Welcome!

Hello! Welcome to the blog of Philip Minchin (or Phil Minchin, I answer to the nickname too – as the title of this blog suggests 🙂 ).

For the last few years, I’ve been advocating for games and play as essential parts of culture, particularly in a library context. (For an outline of why I hold this view, read this series I wrote for the International Games Day @ your library blog.) I’ve also been exploring new opportunities for libraries in the online world, moving from the old one-way, broadcast models of publishing to more two-way, networked one. And I’ve been writing and designing for games, both electronic and tabletop.

If you need to contact me, I’m available via Gmail – I’m euchronic there.

I’ve been happily working in the background, but it’s getting to the point where I need a central online location for all my various bits and bobs so people can find me easily. So here it is! More to come soon.

I’ve presented at numerous conferences, conventions, and library services; those with public links are:

I’ve also written a paper on libraries in the age of interactivity, which touches on questions of play but focuses more on the structural role of libraries.

I’ve had blog posts selected as weekly Feature posts on game designer site Gamasutra.

In 2011, I was instrumental in getting the ALA to recognise that its National Gaming Day @ your library was in fact an International Games Day @ your library, in 2012 I founded the Global Gossip Game to link libraries worldwide for the event, and in 2013 I ran the IGD@yl blog and took the GGG to all seven continents.

I’ve been a consultant to various games companies on working with libraries to share their games with audiences. I also do freelance creative writing and worldbuilding work; in the last couple of years I’ve contributed to numerous tabletop RPG books, including an Adventure Path, half-a-dozen Player Companions and the Bestiary 4 for Paizo Publishing’s Pathfinder Roleplaying Game.

I’ve been a consultant to libraries around games, as an important part of culture in themselves, as the basis for interesting new forms of literature, as tools for promoting both traditional and new modes of literacy, as promotional tools to bring people into the library, and as a simple source of fun. Most notably, I prepared a Games & Interactivity Strategy for Melbourne Library Service around their new Docklands Library (opening in mid-2014).

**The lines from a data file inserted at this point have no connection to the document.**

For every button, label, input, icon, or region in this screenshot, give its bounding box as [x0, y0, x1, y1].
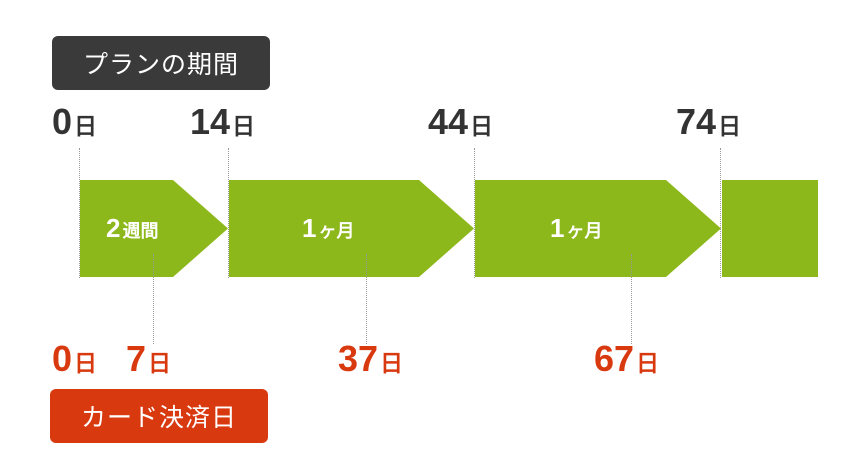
day-guide-line — [720, 148, 721, 278]
day-guide-line — [228, 148, 229, 278]
payment-day-marker: 0日 — [52, 338, 98, 379]
payment-guide-line — [153, 254, 154, 344]
plan-day-marker: 74日 — [676, 101, 742, 142]
day-guide-line — [79, 148, 80, 278]
segment-continuation — [722, 180, 818, 277]
payment-day-marker: 37日 — [338, 338, 404, 379]
day-guide-line — [474, 148, 475, 278]
payment-guide-line — [631, 254, 632, 344]
plan-day-marker: 14日 — [190, 101, 256, 142]
payment-day-marker: 67日 — [594, 338, 660, 379]
plan-day-marker: 0日 — [52, 101, 98, 142]
payment-day-marker: 7日 — [126, 338, 172, 379]
card-payment-day-label: カード決済日 — [50, 389, 268, 443]
plan-day-marker: 44日 — [428, 101, 494, 142]
payment-guide-line — [366, 254, 367, 344]
plan-period-label: プランの期間 — [52, 36, 270, 90]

I’m a contact point for library e-Game lending – I’ve been advocating for a few years now that libraries need to work with vendors (I particularly recommend Valve Software’s Steam product) to develop an e-lending solution for electronic games, and one of my current projects is acting as a central clearinghouse for people interested in that prospect.

And I’m currently beginning the work of establishing APILI, an institution that will be to play and games what the National Library of Australia is to the archived written word, ACMI is to the moving image, and the National Gallery is to the visual arts… only with key parts of its work being (a) more fun and (b) more readily accessible through local communities’ own libraries and schools.

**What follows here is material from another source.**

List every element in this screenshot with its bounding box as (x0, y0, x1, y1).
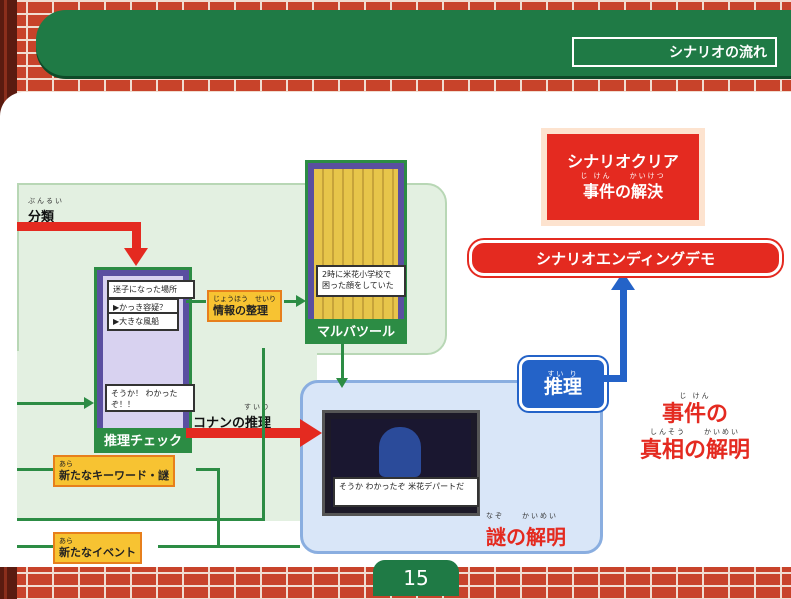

Here’s my standard intro blurb if you need it:

Trained in history, literature, classics and archaic languages, Philip Minchin has worked in publishing, arts production, NGO governance and campaigning, and library IT in Melbourne, Australia. There he got interested in the evolving relationships between libraries, communities, games, interactivity, systems and UI design. He now presents and consults to libraries on these issues, helping to develop games & interactivity strategies that blend the best of old and new media to support intelligent, literate engagement across the full range of modern culture. He also writes game content for Open Design and Paizo Publishing, among others, and volunteers for International Games Day @ your library (Saturday November 15 in 2014) – including running the Global Gossip Game, a not-so-little exercise in information theory and silly community-building fun.